Over the past two years, as Canadian anti-Semites have slowed the pace of physical attacks on Jews, they've begun spewing more and more venom online. But the move from real-world violence to online yammering has done little to ease observers' concerns.
"History has shown us that what may begin with words, may end in violence and even genocide," said Lisa Armony of B'Nai Brith Canada, which monitors both virtual and real incidents of anti-Semitic violence and is organizing an international symposium on hate on the Internet, running Sunday through Tuesday. "So the rise in online hate speech is something it's imperative to counter.

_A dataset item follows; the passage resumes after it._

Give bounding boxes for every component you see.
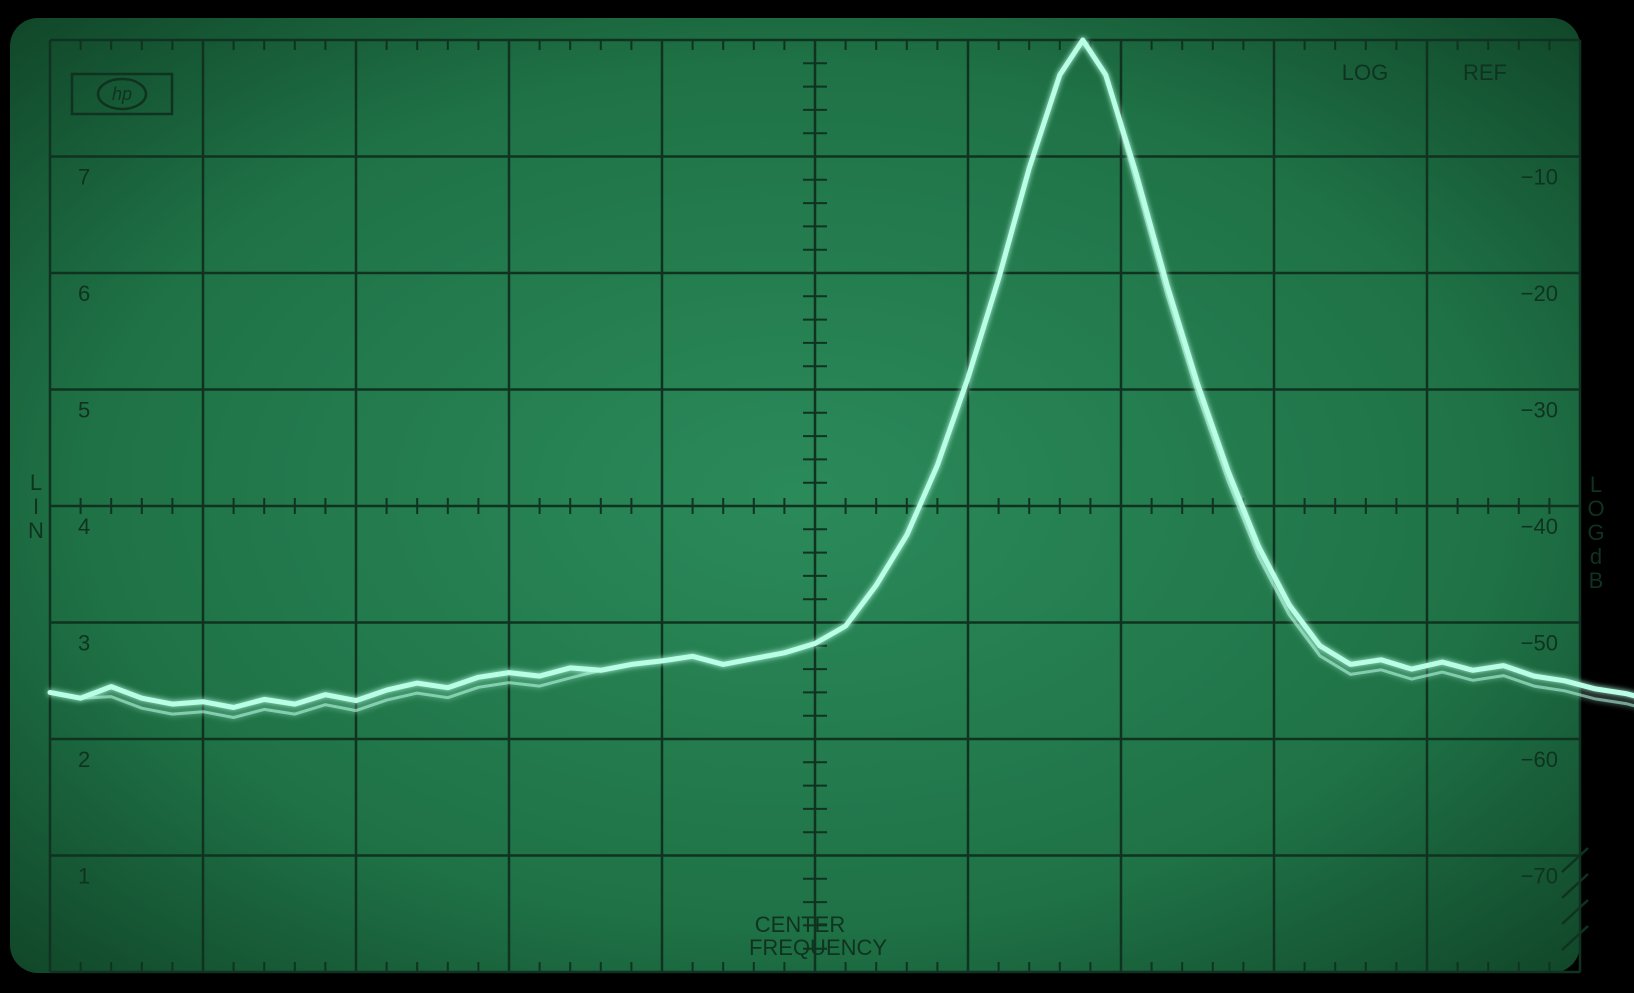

Whether that should be a regulatory effort or not is something we want to explore."
But if regulating impolitic speech in real-world environments such as private companies, university campuses, and any single country seems difficult, doing so on the Internet will most likely prove impossible.
"As soon as you think about crafting an international agreement on banning hate speech, you run into problems", said Richard Rosenberg, vice president of Electronic Frontier Canada. "I mean, how would you even get people to agree on what to regulate? Germans have a law against Holocaust denials. In the United States, you have a First Amendment right to spew whatever garbage you want. Where's the common ground?"

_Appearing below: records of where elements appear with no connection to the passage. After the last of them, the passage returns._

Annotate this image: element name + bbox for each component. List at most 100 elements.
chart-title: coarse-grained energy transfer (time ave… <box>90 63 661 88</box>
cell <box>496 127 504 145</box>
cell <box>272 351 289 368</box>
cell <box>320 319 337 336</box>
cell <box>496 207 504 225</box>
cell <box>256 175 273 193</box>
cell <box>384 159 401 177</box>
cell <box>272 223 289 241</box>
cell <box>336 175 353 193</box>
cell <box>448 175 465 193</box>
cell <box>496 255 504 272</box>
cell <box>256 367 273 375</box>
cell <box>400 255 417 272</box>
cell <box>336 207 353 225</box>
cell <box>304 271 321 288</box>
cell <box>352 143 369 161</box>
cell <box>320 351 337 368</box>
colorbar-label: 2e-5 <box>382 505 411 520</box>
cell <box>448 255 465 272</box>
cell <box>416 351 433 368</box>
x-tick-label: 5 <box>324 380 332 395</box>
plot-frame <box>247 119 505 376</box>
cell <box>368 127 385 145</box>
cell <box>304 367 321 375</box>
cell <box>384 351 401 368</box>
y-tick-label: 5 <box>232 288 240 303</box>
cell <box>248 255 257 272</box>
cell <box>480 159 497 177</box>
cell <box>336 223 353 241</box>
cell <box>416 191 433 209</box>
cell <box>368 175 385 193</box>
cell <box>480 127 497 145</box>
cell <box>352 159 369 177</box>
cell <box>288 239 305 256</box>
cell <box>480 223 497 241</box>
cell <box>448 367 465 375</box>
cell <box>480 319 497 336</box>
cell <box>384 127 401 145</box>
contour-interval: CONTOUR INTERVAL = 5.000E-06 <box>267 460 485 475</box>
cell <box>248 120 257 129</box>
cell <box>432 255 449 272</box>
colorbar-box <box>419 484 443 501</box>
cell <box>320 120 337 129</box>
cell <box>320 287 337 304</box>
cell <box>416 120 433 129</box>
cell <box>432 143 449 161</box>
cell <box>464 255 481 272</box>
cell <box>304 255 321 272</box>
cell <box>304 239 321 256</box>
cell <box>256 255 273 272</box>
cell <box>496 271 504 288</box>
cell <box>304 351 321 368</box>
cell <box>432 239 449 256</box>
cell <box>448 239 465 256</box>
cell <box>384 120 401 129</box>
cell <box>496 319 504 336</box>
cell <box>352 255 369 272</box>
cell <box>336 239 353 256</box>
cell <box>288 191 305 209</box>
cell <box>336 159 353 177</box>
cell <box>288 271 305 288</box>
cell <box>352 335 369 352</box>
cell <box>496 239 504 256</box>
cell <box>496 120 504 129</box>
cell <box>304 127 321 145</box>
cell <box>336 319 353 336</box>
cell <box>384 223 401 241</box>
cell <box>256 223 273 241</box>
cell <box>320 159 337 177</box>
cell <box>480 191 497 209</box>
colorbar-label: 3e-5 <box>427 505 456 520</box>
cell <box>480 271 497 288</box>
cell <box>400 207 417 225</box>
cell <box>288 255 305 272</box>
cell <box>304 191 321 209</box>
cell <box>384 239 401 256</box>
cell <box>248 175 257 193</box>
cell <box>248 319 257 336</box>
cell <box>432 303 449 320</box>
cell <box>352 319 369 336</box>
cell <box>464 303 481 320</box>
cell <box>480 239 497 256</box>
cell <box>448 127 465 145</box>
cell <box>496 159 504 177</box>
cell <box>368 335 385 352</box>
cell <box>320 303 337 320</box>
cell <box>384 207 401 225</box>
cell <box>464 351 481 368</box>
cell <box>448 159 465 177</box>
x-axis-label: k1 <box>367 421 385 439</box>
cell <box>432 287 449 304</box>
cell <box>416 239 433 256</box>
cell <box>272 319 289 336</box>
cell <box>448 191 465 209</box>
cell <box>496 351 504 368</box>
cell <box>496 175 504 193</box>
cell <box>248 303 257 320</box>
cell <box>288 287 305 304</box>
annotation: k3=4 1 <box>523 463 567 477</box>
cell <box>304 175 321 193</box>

And without common ground, the Internet obviates national law. Earlier this year, international mirrors of a banned site in England thwarted the Nottinghamshire County Council's attempt to squelch an embarrassing report first published on a British Web server. A Chilean newspaper publisher thwarted local laws forbidding the publication of news critical of the judiciary by putting the information on a server in New York. French and Canadian laws forbidding the publication or broadcast of polling data in the days immediately before an election could do nothing when foreign sites made the information available.
Nonetheless, Armony holds out some hope that existing laws may help stem the online tide of hatred. "It's fitting that Canada should take the lead on this, because we do have existing hate laws. We should simply be able to apply those to the Internet."

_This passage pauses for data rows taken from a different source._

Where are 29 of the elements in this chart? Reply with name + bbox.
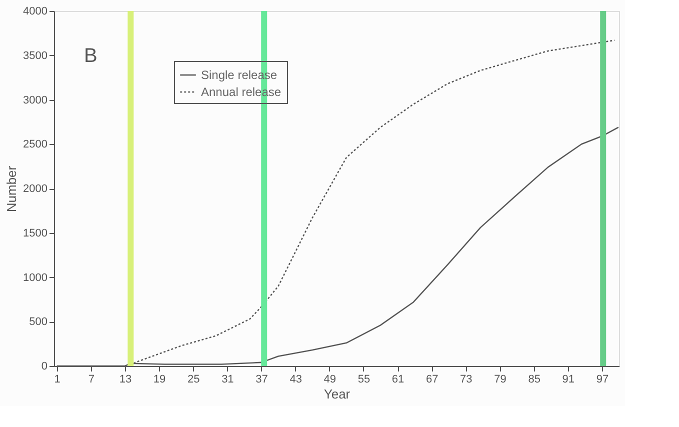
y-tick-label: 3500 [23,50,48,62]
x-tick-label: 67 [426,374,438,386]
y-tick-label: 4000 [23,6,48,18]
x-tick-label: 7 [88,374,94,386]
y-tick-label: 500 [29,316,48,328]
x-tick-label: 97 [596,374,609,386]
x-tick-label: 61 [392,374,404,386]
x-tick-label: 25 [187,374,200,386]
x-tick-label: 1 [54,374,60,386]
y-axis-title: Number [4,165,20,212]
y-tick-label: 0 [41,360,48,372]
x-tick-label: 31 [222,374,234,386]
x-axis-title: Year [324,386,351,402]
y-tick-label: 2000 [23,183,48,195]
x-tick-label: 73 [460,374,472,386]
x-tick-label: 43 [290,374,302,386]
y-tick-label: 1000 [23,272,48,284]
x-tick-label: 91 [562,374,575,386]
x-tick-label: 79 [494,374,506,386]
annotation: B [84,45,98,67]
y-tick-label: 1500 [23,227,48,240]
x-tick-label: 85 [528,374,540,386]
x-tick-label: 49 [324,374,336,386]
x-tick-label: 13 [119,374,132,386]
x-tick-label: 55 [358,374,370,386]
x-tick-label: 37 [256,374,268,386]
y-tick-label: 2500 [23,138,48,151]
y-tick-label: 3000 [23,94,48,106]
x-tick-label: 19 [153,374,166,386]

But an ongoing Canadian case against Holocaust denier Ernst Zündel points up the practical impossibility of applying even tested laws to the Net. The Canadian Human Rights Commission is prosecuting Zündel for his anti-Semitic Zündelsite. But the site is hosted from a server in Orange County, California.
"Here's a Web site in LA, and it only becomes a Canadian issue when the bits cross the border. How do we deal with that?" says Rosenberg. "Even if Ernst Zündel is found guilty of hate speech, what would that mean? The Web site wouldn't disappear. The speech would still be out there. Would service providers be responsible for limiting their users access to the site? That's untenable and unacceptable."
Armony acknowledges the problem, but still believes there's room for progress. "Even when you acknowledge the very real extra-territorial publishing, you still have to take action. We see this symposium as a way to at least start an international dialogue."